Si parla tanto di quanto possano fare le donne, rispetto alla violenza di genere, ma ci si sofferma ancora poco su come agire sull’uomo.
«Qualcosa la nostra Regione lo fa, ad esempio con lo sportello degli uomini maltrattanti. Sto scrivendo un quarto libro che uscirà a febbraio. Tutti gli uomini hanno una grande responsabilità: il femminicida ha parenti, amici, e altri uomini intorno. Ha occhi che osservano e ogni uomo ha il grande potere di dire “no” a chi manifesta certe incontinenze emotive. Non siamo noi donne che dobbiamo insegnare ai maschi a non picchiare, non usurpare, non ferire... Sono gli uomini stessi a doverlo fare. Sono rarissime le manifestazioni di piazza che vedono scendere in campo uomini che vanno a manifestare contro questi fenomeni. Ce n’è stata una a Genova oltre un mese fa, ma non ha fatto rumore. L’uomo spesso ne esce dicendo: “Non tutti gli uomini sono così”. Invece, gli uomini hanno in comune il fatto di essere uomini e devono denunciare e cercare di correggere i comportamenti errati. Il tema coinvolge la società tutta, le agenzie educative e le azioni politiche».

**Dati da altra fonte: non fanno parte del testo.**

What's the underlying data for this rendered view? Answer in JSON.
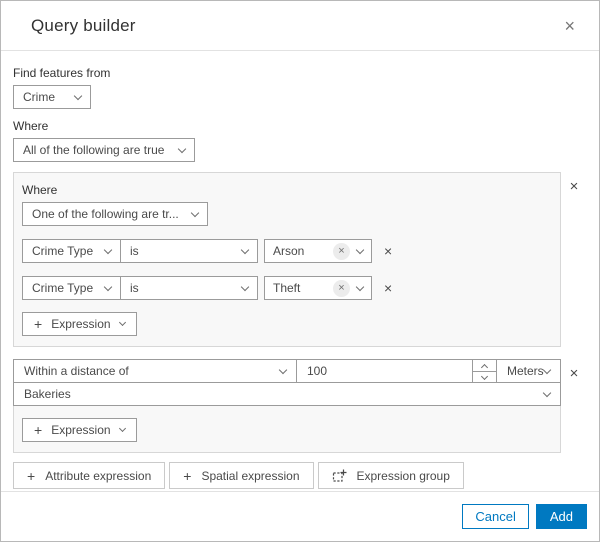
{
  "icons": {
    "close": "×",
    "remove": "×",
    "clear": "×",
    "plus": "+"
  },
  "colors": {
    "accent": "#0079c1",
    "group_bg": "#f8f8f8",
    "control_border": "#9b9b9b"
  },
  "dialog": {
    "title": "Query builder"
  },
  "find_features": {
    "label": "Find features from",
    "layer_select": "Crime"
  },
  "where": {
    "label": "Where",
    "operator_select": "All of the following are true"
  },
  "group1": {
    "label": "Where",
    "operator_select": "One of the following are tr...",
    "rows": [
      {
        "field": "Crime Type",
        "operator": "is",
        "value": "Arson"
      },
      {
        "field": "Crime Type",
        "operator": "is",
        "value": "Theft"
      }
    ],
    "add_expression_label": "Expression"
  },
  "group2": {
    "mode_select": "Within a distance of",
    "distance_value": "100",
    "unit_select": "Meters",
    "layer_select": "Bakeries",
    "add_expression_label": "Expression"
  },
  "actions": {
    "attribute_expression": "Attribute expression",
    "spatial_expression": "Spatial expression",
    "expression_group": "Expression group"
  },
  "footer": {
    "cancel": "Cancel",
    "add": "Add"
  }
}
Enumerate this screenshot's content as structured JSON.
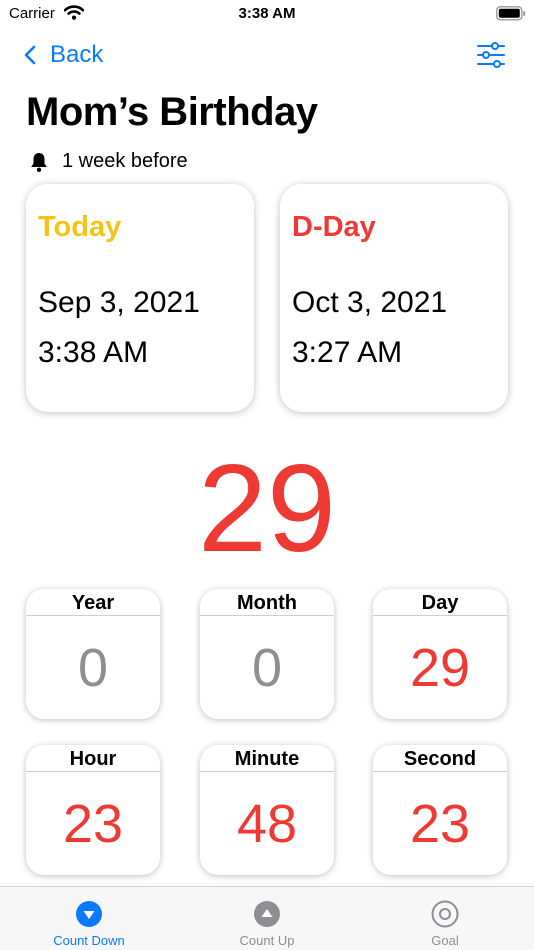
{
  "status_bar": {
    "carrier": "Carrier",
    "time": "3:38 AM"
  },
  "nav": {
    "back_label": "Back",
    "back_icon": "chevron-left-icon",
    "filter_icon": "sliders-icon"
  },
  "event": {
    "title": "Mom’s Birthday",
    "reminder": "1 week before"
  },
  "cards": {
    "today": {
      "label": "Today",
      "date": "Sep 3, 2021",
      "time": "3:38 AM"
    },
    "dday": {
      "label": "D-Day",
      "date": "Oct 3, 2021",
      "time": "3:27 AM"
    }
  },
  "countdown": "29",
  "units": [
    {
      "label": "Year",
      "value": "0"
    },
    {
      "label": "Month",
      "value": "0"
    },
    {
      "label": "Day",
      "value": "29"
    },
    {
      "label": "Hour",
      "value": "23"
    },
    {
      "label": "Minute",
      "value": "48"
    },
    {
      "label": "Second",
      "value": "23"
    }
  ],
  "tabs": [
    {
      "label": "Count Down",
      "icon": "count-down-icon",
      "active": true
    },
    {
      "label": "Count Up",
      "icon": "count-up-icon",
      "active": false
    },
    {
      "label": "Goal",
      "icon": "goal-icon",
      "active": false
    }
  ],
  "colors": {
    "accent": "#0a7aff",
    "red": "#ef3a34",
    "yellow": "#f2c416",
    "grey": "#8e8e93"
  }
}
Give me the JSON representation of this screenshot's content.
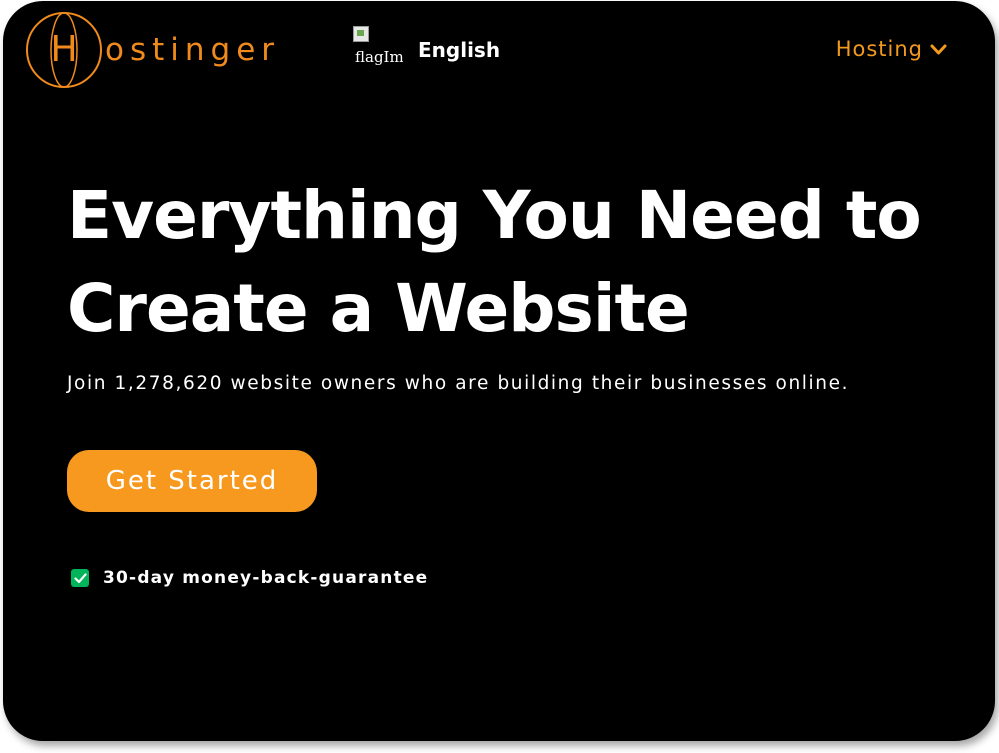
{
  "brand": {
    "logo_letter": "H",
    "logo_rest": "ostinger",
    "color": "#f08a1c"
  },
  "header": {
    "flag_alt": "flagImg",
    "language": "English",
    "nav_hosting": "Hosting"
  },
  "hero": {
    "headline_line1": "Everything You Need to",
    "headline_line2": "Create a Website",
    "subtitle": "Join 1,278,620 website owners who are building their businesses online.",
    "cta_label": "Get Started",
    "guarantee": "30-day money-back-guarantee"
  },
  "colors": {
    "background": "#000000",
    "accent": "#f7991f",
    "check": "#00b45a",
    "text": "#ffffff"
  }
}
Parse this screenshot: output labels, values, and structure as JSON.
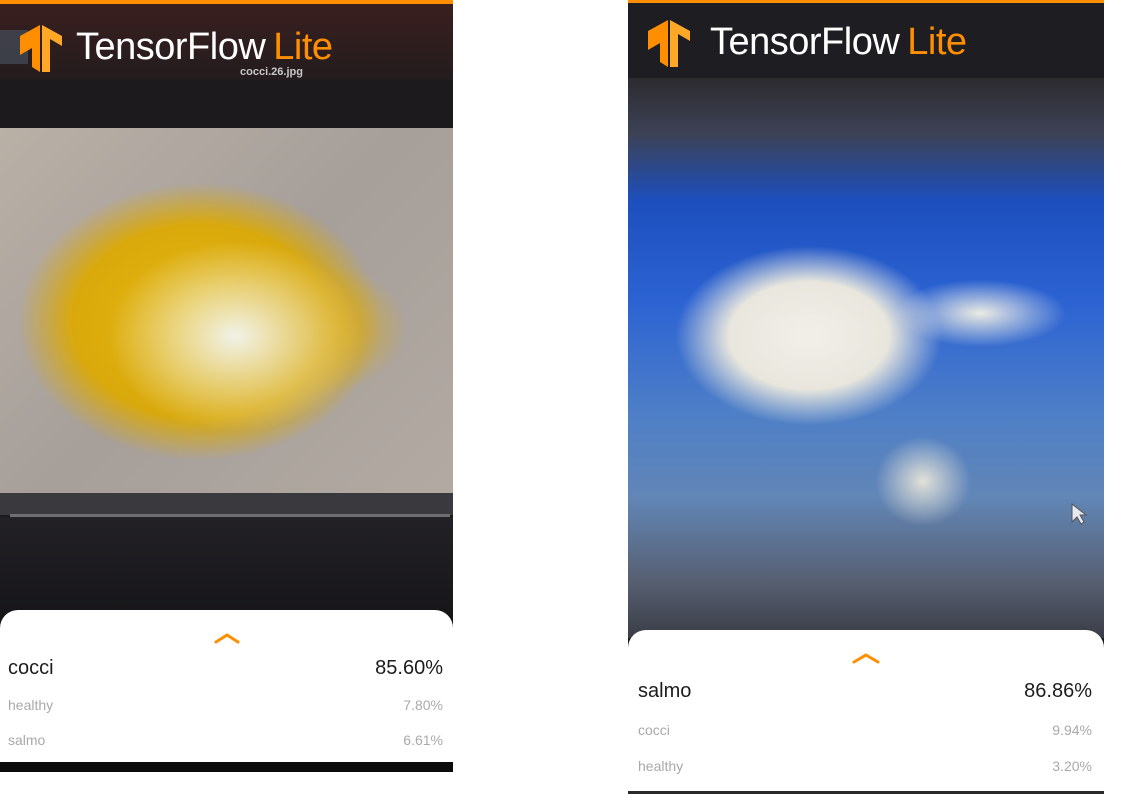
{
  "screens": [
    {
      "brand": {
        "name": "TensorFlow",
        "suffix": "Lite"
      },
      "filename_overlay": "cocci.26.jpg",
      "results": [
        {
          "label": "cocci",
          "value": "85.60%"
        },
        {
          "label": "healthy",
          "value": "7.80%"
        },
        {
          "label": "salmo",
          "value": "6.61%"
        }
      ]
    },
    {
      "brand": {
        "name": "TensorFlow",
        "suffix": "Lite"
      },
      "results": [
        {
          "label": "salmo",
          "value": "86.86%"
        },
        {
          "label": "cocci",
          "value": "9.94%"
        },
        {
          "label": "healthy",
          "value": "3.20%"
        }
      ]
    }
  ],
  "colors": {
    "accent": "#ff8f00",
    "top_result": "#1c1c1c",
    "sub_result": "#a9a9a9"
  },
  "icons": [
    "tensorflow-logo-icon",
    "chevron-up-icon",
    "mouse-cursor-icon"
  ]
}
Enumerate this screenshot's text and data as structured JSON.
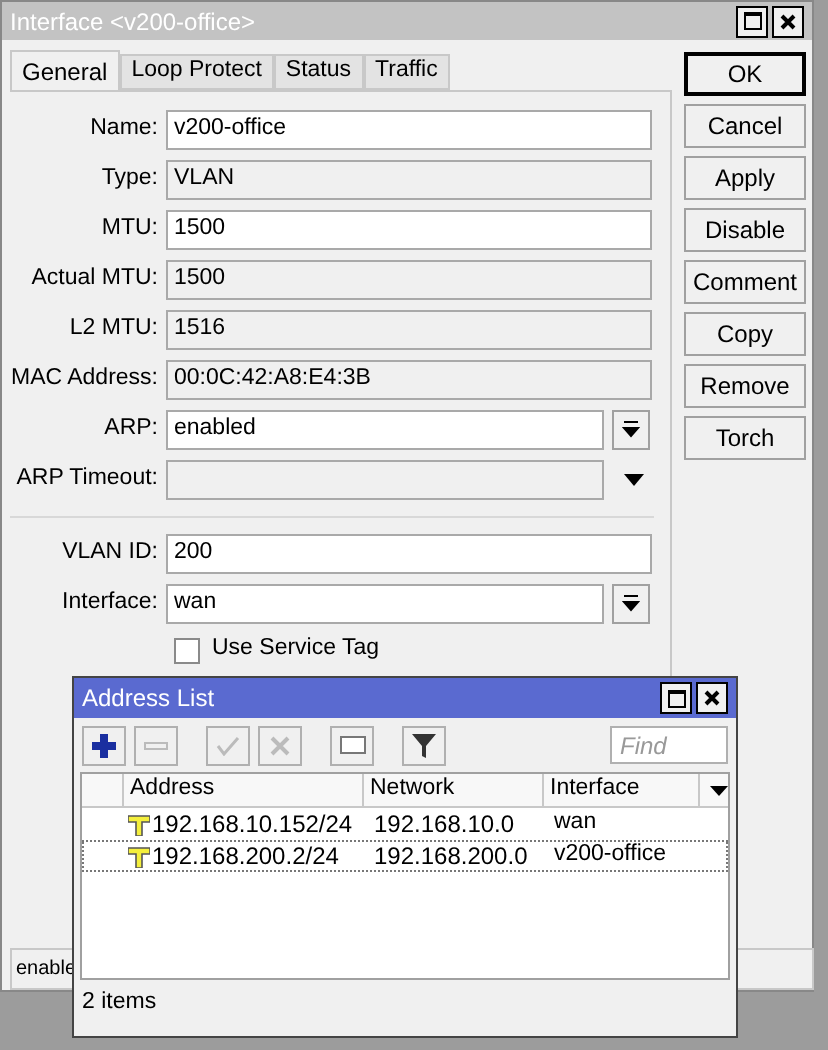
{
  "window": {
    "title": "Interface <v200-office>"
  },
  "tabs": [
    {
      "label": "General",
      "selected": true
    },
    {
      "label": "Loop Protect",
      "selected": false
    },
    {
      "label": "Status",
      "selected": false
    },
    {
      "label": "Traffic",
      "selected": false
    }
  ],
  "fields": [
    {
      "label": "Name:",
      "kind": "input",
      "value": "v200-office"
    },
    {
      "label": "Type:",
      "kind": "readonly",
      "value": "VLAN"
    },
    {
      "label": "MTU:",
      "kind": "input",
      "value": "1500"
    },
    {
      "label": "Actual MTU:",
      "kind": "readonly",
      "value": "1500"
    },
    {
      "label": "L2 MTU:",
      "kind": "readonly",
      "value": "1516"
    },
    {
      "label": "MAC Address:",
      "kind": "readonly",
      "value": "00:0C:42:A8:E4:3B"
    },
    {
      "label": "ARP:",
      "kind": "select",
      "value": "enabled"
    },
    {
      "label": "ARP Timeout:",
      "kind": "combo"
    },
    {
      "kind": "divider"
    },
    {
      "label": "VLAN ID:",
      "kind": "input",
      "value": "200"
    },
    {
      "label": "Interface:",
      "kind": "select",
      "value": "wan"
    },
    {
      "label": "Use Service Tag",
      "kind": "checkbox",
      "checked": false
    }
  ],
  "buttons": [
    {
      "label": "OK",
      "default": true
    },
    {
      "label": "Cancel",
      "default": false
    },
    {
      "label": "Apply",
      "default": false
    },
    {
      "label": "Disable",
      "default": false
    },
    {
      "label": "Comment",
      "default": false
    },
    {
      "label": "Copy",
      "default": false
    },
    {
      "label": "Remove",
      "default": false
    },
    {
      "label": "Torch",
      "default": false
    }
  ],
  "status_bar": "enable",
  "address_list": {
    "title": "Address List",
    "find_placeholder": "Find",
    "columns": [
      "Address",
      "Network",
      "Interface"
    ],
    "rows": [
      {
        "address": "192.168.10.152/24",
        "network": "192.168.10.0",
        "interface": "wan",
        "selected": false
      },
      {
        "address": "192.168.200.2/24",
        "network": "192.168.200.0",
        "interface": "v200-office",
        "selected": true
      }
    ],
    "footer": "2 items"
  }
}
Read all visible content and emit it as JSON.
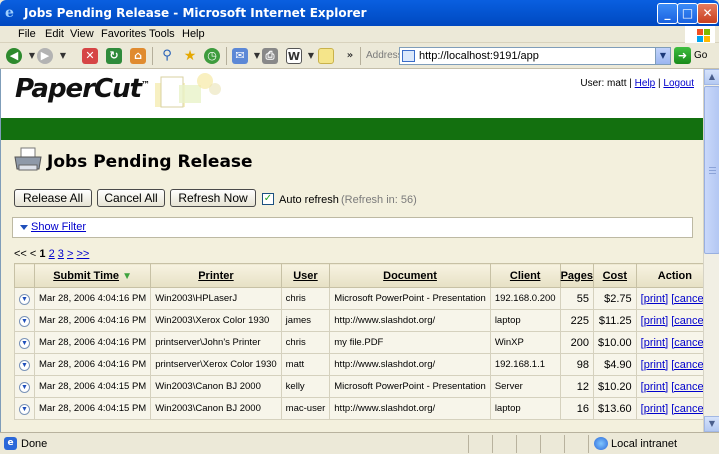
{
  "window": {
    "title": "Jobs Pending Release - Microsoft Internet Explorer"
  },
  "menu": {
    "items": [
      "File",
      "Edit",
      "View",
      "Favorites",
      "Tools",
      "Help"
    ]
  },
  "address": {
    "label": "Address",
    "url": "http://localhost:9191/app",
    "go_label": "Go"
  },
  "header": {
    "logo": "PaperCut",
    "logo_tm": "™",
    "user_prefix": "User: matt |",
    "help": "Help",
    "logout": "Logout",
    "separator": "|"
  },
  "page": {
    "title": "Jobs Pending Release"
  },
  "actions": {
    "release_all": "Release All",
    "cancel_all": "Cancel All",
    "refresh_now": "Refresh Now",
    "auto_refresh_label": "Auto refresh",
    "auto_refresh_checked": true,
    "refresh_countdown": "(Refresh in: 56)"
  },
  "filter": {
    "label": "Show Filter"
  },
  "pager": {
    "first": "<<",
    "prev": "<",
    "current": "1",
    "p2": "2",
    "p3": "3",
    "next": ">",
    "last": ">>"
  },
  "table": {
    "headers": {
      "submit_time": "Submit Time",
      "sort_indicator": "▼",
      "printer": "Printer",
      "user": "User",
      "document": "Document",
      "client": "Client",
      "pages": "Pages",
      "cost": "Cost",
      "action": "Action"
    },
    "print_link": "[print]",
    "cancel_link": "[cancel]",
    "rows": [
      {
        "submit_time": "Mar 28, 2006 4:04:16 PM",
        "printer": "Win2003\\HPLaserJ",
        "user": "chris",
        "document": "Microsoft PowerPoint - Presentation",
        "client": "192.168.0.200",
        "pages": "55",
        "cost": "$2.75"
      },
      {
        "submit_time": "Mar 28, 2006 4:04:16 PM",
        "printer": "Win2003\\Xerox Color 1930",
        "user": "james",
        "document": "http://www.slashdot.org/",
        "client": "laptop",
        "pages": "225",
        "cost": "$11.25"
      },
      {
        "submit_time": "Mar 28, 2006 4:04:16 PM",
        "printer": "printserver\\John's Printer",
        "user": "chris",
        "document": "my file.PDF",
        "client": "WinXP",
        "pages": "200",
        "cost": "$10.00"
      },
      {
        "submit_time": "Mar 28, 2006 4:04:16 PM",
        "printer": "printserver\\Xerox Color 1930",
        "user": "matt",
        "document": "http://www.slashdot.org/",
        "client": "192.168.1.1",
        "pages": "98",
        "cost": "$4.90"
      },
      {
        "submit_time": "Mar 28, 2006 4:04:15 PM",
        "printer": "Win2003\\Canon BJ 2000",
        "user": "kelly",
        "document": "Microsoft PowerPoint - Presentation",
        "client": "Server",
        "pages": "12",
        "cost": "$10.20"
      },
      {
        "submit_time": "Mar 28, 2006 4:04:15 PM",
        "printer": "Win2003\\Canon BJ 2000",
        "user": "mac-user",
        "document": "http://www.slashdot.org/",
        "client": "laptop",
        "pages": "16",
        "cost": "$13.60"
      }
    ]
  },
  "status": {
    "left": "Done",
    "zone": "Local intranet"
  },
  "colors": {
    "green_bar": "#13700F",
    "link": "#0000CC",
    "title_bar": "#0454D0"
  }
}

Ancora troppo spesso, nella quotidianità, arroganza e prevaricazione sono scambiati come un modo vincente di imporsi nella società...
«E questo si manifesta anche nei giovanissimi ed è gravissimo. C’è un film di Edoardo di Leo, “Mia”, produzione Rai visibile anche Netflix e Raiplay. È la storia di una ragazzina che si mette con un ventenne che la chiude in casa e le ordina, ad esempio, di non truccarsi. Poi la filma durante atti sessuali e quando lei si toglie dalla relazione, lui diffonde i video in cui lei appare nuda. Mia non regge il revenge porn e si butta giù dalla finestra. Da quel momento il padre cerca di farsi giustizia da solo. Si tratta di una pellicola che descrive bene lo smarrimento genitoriale sociale di fronte a una tragedia simile provocata da un individuo che, per frustrazione e narcisismo, si impone in una relazione come un padrone e una ragazzina di 15 anni spesso fatica a uscirne. Spesso, il bisogno di appartenere porta la ragazza ad assoggettarsi, sottomettersi e ad accettare comportamenti limitanti della libertà».
Cosa può fare ciascuno di noi?
«Occorre avviare una seria riflessione che coinvolga i giovanissimi, fin dalle elementari, sul concetto di dignità, di confini. Se dico no è no. Va insegnato a rispettare il consenso, cosa significa amore o usare una persona per dimostrare il proprio potere. Bisogna iniziare molto presto a riflettere e non a dire è normale. Va cambiata la cultura distinguendo cosa è bene e cosa è maligno».
Quali sono alcuni campanelli d’allarme che possono fare capire la necessità di aiuto?
«Quando iniziano a limitarci la libertà, quando l’altro impone la sua visione su di noi, quando non c’è reciprocità, quando c’è un “devi” da parte di uno dei due, se l’altro detta il ritmo della relazione, quando uno comanda e l’altra viene comandata. Una relazione non è controllo. Scrivere 500 messaggi al giorno per sapere dove e con chi sei non è interesse. È controllo. Che non è amore. È paura».
Chi si trova in queste relazioni come può trovare la forza di uscirne?
«Nel dubbio bisogna chiedere a più persone possibile. E c’è sempre il 1522, numero gratuito e anonimo dove ci si rapporta con le volontarie che indirizzano a seconda della necessità».